Berdasarkan ketiga fungsi di atas, secara objektif Prof. Masserman yang seorang Yahudi itu berpendapat bahwa mungkin pemimpin terbesar sepanjang masa adalah Nabi Muhammad SAW yang mengkombinasi ketiga fungsi di atas.
Lebih jauh, Allah SWT menggambarkan keteladanan kepemimpinan Baginda Rasulullah SAW dalam Al-Qur’an surat Ali Imran [3] ayat 159 yang artinya: “Maka berkat rahmat Allah engkau (Muhammad) berlaku lemah lembut terhadap mereka. Sekiranya engkau bersikap keras dan berhati kasar, tentulah mereka menjauhkan diri dari sekitarmu.
Dr. Abidin, S.T., M.Si. (Foto : iNewsSerpong)
Karena itu maafkanlah mereka dan mohonkanlah ampunan untuk mereka, dan bermusyawarahlah dengan mereka dalam urusan itu. Kemudian apabila engkau telah membulatkan tekad, maka bertawakallah kepada Allah.
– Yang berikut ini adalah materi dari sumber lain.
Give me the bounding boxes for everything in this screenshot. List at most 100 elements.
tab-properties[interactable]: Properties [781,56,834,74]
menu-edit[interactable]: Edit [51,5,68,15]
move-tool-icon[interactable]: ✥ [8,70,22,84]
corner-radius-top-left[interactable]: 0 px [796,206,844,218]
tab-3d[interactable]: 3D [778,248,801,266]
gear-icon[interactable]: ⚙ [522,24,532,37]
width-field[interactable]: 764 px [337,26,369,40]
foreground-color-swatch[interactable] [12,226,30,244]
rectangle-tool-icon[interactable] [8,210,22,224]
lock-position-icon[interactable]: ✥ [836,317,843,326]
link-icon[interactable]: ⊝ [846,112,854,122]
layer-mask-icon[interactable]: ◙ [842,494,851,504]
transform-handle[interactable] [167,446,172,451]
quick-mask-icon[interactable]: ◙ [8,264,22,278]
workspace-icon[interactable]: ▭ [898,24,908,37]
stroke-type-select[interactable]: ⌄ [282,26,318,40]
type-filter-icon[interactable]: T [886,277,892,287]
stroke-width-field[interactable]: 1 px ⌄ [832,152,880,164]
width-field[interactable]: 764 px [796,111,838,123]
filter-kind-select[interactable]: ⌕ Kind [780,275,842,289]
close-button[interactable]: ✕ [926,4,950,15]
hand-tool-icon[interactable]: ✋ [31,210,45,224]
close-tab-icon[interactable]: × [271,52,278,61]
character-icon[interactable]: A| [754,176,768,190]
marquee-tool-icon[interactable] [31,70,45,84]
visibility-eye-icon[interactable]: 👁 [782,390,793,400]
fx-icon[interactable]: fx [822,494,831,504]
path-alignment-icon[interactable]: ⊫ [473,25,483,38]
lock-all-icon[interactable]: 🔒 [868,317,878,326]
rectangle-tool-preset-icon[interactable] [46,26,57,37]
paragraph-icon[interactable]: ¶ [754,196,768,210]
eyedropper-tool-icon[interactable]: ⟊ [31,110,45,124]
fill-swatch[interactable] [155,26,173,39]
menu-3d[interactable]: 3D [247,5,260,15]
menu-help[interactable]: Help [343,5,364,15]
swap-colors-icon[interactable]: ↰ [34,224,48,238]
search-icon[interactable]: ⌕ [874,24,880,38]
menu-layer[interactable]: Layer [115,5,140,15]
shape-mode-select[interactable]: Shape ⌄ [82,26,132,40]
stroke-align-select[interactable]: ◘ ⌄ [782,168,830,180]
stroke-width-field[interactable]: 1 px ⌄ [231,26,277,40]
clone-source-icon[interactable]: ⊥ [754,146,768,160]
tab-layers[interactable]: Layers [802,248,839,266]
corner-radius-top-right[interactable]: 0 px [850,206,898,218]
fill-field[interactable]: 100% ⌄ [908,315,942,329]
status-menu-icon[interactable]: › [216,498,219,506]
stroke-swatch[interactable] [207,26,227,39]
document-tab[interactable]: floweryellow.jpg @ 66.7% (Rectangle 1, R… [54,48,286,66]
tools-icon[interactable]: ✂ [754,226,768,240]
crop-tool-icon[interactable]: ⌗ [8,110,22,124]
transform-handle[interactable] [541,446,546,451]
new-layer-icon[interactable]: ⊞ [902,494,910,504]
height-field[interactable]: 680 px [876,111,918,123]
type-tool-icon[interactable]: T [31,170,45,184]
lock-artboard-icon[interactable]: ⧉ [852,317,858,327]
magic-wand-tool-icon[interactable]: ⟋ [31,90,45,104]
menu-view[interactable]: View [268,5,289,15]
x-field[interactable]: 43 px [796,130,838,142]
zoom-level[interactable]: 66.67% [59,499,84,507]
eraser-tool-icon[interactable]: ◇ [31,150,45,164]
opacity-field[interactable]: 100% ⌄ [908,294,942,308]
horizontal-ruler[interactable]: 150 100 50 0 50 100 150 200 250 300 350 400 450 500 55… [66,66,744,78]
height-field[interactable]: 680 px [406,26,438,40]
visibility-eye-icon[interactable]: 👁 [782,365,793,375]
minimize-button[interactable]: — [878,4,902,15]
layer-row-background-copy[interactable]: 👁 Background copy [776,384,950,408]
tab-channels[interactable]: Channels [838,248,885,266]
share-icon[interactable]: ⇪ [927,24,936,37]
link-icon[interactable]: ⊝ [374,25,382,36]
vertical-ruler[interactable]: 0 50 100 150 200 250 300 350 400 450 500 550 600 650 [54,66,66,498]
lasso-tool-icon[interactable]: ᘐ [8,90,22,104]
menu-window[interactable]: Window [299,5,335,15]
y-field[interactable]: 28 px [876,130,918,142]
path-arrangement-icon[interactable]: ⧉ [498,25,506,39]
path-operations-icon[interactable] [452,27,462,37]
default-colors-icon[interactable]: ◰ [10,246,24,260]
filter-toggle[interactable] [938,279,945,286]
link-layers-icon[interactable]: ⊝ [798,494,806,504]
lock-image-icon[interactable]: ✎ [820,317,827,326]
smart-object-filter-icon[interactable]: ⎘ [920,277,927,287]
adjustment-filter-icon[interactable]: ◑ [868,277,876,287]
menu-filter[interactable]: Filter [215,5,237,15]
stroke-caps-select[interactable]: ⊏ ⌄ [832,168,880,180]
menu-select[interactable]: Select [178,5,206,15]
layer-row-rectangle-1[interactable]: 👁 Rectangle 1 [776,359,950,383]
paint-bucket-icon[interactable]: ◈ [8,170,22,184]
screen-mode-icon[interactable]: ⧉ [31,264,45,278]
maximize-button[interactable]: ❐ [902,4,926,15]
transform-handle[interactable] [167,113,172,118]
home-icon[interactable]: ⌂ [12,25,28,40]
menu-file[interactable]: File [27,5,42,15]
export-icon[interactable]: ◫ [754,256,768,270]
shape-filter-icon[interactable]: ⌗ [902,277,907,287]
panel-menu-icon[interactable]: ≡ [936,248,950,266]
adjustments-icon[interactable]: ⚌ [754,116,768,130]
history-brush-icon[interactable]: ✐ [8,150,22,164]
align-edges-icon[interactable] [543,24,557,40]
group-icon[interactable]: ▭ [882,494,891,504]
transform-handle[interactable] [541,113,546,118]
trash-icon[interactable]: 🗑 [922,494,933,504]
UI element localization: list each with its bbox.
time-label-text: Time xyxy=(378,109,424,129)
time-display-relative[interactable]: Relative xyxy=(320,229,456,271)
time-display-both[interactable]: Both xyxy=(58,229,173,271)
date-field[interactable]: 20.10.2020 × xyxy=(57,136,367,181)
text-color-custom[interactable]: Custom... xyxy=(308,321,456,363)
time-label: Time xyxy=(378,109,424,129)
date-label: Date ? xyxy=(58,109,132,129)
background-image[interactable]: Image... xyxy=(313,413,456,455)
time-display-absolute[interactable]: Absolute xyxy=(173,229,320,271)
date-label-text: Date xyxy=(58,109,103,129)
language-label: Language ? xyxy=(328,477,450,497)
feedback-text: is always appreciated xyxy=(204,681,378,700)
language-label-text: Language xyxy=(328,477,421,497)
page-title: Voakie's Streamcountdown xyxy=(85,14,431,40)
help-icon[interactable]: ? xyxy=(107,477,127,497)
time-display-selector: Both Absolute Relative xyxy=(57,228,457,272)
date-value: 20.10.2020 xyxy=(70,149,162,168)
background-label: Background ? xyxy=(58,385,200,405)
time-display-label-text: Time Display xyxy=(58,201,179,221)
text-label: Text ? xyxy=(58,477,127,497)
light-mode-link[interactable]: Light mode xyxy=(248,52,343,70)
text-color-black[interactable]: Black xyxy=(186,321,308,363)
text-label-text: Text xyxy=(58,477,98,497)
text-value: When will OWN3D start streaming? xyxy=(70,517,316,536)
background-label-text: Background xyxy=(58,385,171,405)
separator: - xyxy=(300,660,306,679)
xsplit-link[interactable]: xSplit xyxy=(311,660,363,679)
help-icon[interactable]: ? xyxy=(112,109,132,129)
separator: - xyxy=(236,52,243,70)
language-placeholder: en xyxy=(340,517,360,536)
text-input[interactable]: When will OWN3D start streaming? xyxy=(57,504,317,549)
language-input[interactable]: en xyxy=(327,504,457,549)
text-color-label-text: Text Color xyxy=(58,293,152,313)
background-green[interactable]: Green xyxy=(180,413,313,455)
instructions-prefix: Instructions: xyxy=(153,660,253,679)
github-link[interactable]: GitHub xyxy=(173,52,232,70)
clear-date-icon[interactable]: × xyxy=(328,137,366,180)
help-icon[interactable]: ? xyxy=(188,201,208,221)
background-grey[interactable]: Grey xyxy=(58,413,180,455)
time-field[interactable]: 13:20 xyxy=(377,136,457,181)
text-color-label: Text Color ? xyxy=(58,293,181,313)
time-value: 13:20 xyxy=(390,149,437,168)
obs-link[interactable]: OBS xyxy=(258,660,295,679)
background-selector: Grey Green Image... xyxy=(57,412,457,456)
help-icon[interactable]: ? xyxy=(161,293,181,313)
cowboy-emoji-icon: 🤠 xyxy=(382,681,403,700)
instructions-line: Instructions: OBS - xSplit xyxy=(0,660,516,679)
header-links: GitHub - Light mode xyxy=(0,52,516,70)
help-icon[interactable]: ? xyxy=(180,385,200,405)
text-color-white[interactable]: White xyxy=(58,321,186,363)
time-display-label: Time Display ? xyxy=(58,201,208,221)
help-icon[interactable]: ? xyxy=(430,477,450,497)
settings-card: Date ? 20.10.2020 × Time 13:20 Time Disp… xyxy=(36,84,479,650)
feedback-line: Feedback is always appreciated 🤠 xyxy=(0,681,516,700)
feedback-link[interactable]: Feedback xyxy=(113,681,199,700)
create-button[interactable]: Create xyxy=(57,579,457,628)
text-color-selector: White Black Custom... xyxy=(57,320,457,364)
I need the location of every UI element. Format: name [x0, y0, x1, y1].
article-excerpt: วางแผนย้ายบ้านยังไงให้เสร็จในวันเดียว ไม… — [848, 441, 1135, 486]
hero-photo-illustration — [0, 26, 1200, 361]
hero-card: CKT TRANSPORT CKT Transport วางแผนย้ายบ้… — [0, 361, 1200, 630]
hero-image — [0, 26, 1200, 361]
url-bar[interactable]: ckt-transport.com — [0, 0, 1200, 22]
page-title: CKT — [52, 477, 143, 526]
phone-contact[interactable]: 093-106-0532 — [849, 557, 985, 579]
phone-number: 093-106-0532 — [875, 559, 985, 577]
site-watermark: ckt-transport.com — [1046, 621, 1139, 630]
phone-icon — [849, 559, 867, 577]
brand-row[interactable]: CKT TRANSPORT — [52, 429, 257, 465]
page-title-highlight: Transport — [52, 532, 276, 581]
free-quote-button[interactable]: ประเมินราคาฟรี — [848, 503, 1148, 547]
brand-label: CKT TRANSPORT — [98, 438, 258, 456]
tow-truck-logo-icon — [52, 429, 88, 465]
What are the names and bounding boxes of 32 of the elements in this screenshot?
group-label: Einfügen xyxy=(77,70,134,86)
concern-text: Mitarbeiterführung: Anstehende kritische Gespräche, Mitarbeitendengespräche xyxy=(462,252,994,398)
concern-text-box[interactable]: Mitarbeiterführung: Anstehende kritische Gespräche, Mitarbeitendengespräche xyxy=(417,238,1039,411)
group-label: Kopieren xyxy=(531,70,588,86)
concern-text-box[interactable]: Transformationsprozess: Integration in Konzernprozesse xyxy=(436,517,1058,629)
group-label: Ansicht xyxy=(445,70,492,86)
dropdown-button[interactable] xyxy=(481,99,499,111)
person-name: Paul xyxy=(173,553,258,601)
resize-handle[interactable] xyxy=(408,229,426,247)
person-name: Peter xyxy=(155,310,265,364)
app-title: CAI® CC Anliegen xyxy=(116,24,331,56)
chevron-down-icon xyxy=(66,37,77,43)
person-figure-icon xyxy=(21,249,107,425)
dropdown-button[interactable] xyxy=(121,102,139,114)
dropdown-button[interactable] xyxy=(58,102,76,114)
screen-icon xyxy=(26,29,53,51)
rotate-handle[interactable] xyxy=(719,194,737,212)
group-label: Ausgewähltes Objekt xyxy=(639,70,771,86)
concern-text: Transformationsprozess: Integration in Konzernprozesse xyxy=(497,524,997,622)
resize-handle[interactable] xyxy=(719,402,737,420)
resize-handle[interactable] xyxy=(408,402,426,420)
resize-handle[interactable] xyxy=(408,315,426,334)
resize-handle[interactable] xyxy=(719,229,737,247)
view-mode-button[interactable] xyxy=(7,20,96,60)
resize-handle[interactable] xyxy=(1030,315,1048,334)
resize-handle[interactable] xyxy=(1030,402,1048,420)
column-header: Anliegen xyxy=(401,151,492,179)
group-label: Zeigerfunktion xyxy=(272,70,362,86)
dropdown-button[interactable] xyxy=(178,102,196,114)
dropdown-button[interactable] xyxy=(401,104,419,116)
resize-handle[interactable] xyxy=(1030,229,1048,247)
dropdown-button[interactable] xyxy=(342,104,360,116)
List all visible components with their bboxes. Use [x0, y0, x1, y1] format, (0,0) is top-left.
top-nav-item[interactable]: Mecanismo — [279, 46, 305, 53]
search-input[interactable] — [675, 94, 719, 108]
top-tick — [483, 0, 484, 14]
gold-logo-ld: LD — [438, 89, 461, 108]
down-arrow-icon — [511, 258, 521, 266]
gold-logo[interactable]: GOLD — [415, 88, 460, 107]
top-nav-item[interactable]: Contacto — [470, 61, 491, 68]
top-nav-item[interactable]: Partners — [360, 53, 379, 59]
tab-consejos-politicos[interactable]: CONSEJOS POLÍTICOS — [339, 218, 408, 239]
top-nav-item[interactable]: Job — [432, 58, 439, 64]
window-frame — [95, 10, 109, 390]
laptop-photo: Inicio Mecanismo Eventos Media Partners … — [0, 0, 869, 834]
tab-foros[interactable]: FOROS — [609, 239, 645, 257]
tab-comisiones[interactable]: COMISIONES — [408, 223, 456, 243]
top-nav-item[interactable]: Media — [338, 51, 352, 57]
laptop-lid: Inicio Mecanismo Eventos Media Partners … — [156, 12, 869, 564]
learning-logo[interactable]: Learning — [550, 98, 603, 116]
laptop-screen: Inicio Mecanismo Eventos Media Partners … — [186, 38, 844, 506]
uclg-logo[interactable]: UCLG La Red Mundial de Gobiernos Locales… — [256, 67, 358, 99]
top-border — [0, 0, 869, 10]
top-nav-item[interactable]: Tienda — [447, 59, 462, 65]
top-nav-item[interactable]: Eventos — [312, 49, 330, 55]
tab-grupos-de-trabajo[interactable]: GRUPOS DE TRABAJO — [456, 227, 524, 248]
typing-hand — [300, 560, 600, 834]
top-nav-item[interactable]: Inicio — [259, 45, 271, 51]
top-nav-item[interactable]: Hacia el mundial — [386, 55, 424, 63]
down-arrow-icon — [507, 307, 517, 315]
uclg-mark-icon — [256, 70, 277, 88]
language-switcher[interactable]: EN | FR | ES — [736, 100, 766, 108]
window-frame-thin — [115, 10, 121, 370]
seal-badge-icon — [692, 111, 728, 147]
Sungguh, Allah mencintai orang yang bertawakal.”
Ayat di atas menggambarkan salah satu sikap bijaksana dari Baginda Rasulullah SAW sebagai seorang pemimpin ketika umat Islam menderita kekalahan di perang Uhud. Kekalahan tersebut disebabkan oleh pasukan pemanah yang tidak patuh menjaga bukit.
Berdasarkan firman Allah SWT dalam Al-Qur’an surat Ali Imran [3] ayat 159 di atas, maka dapatlah diambil teladan kepemimpinan ala Rasulullah SAW sebagai berikut:
Bersikap Lemah Lembut
Pada peristiwa kekalahan perang Uhud, Baginda Rasulullah SAW memilih untuk bersikap lemah lembut kepada seluruh pasukannya yang terlibat di dalam perang Uhud. Walaupun, pasukan tersebut tidak taat atau melanggar instruksi yang diberikan oleh Baginda Rasulullah SAW.
Rasulullah SAW tahu betul bahwa kemarahan, caci maki dan sikap-sikap tidak terpuji lainnya dari seorang pemimpin, tidak akan mampu menyelesaikan masalah dan tidak akan mengubah kekalahan menjadi kemenangan. Justru dengan sikap lemah lembut itulah kemudian pasukan umat Islam menjadi sadar akan kesalahannya dan tumbuh semangat untuk memperbaiki dirinya.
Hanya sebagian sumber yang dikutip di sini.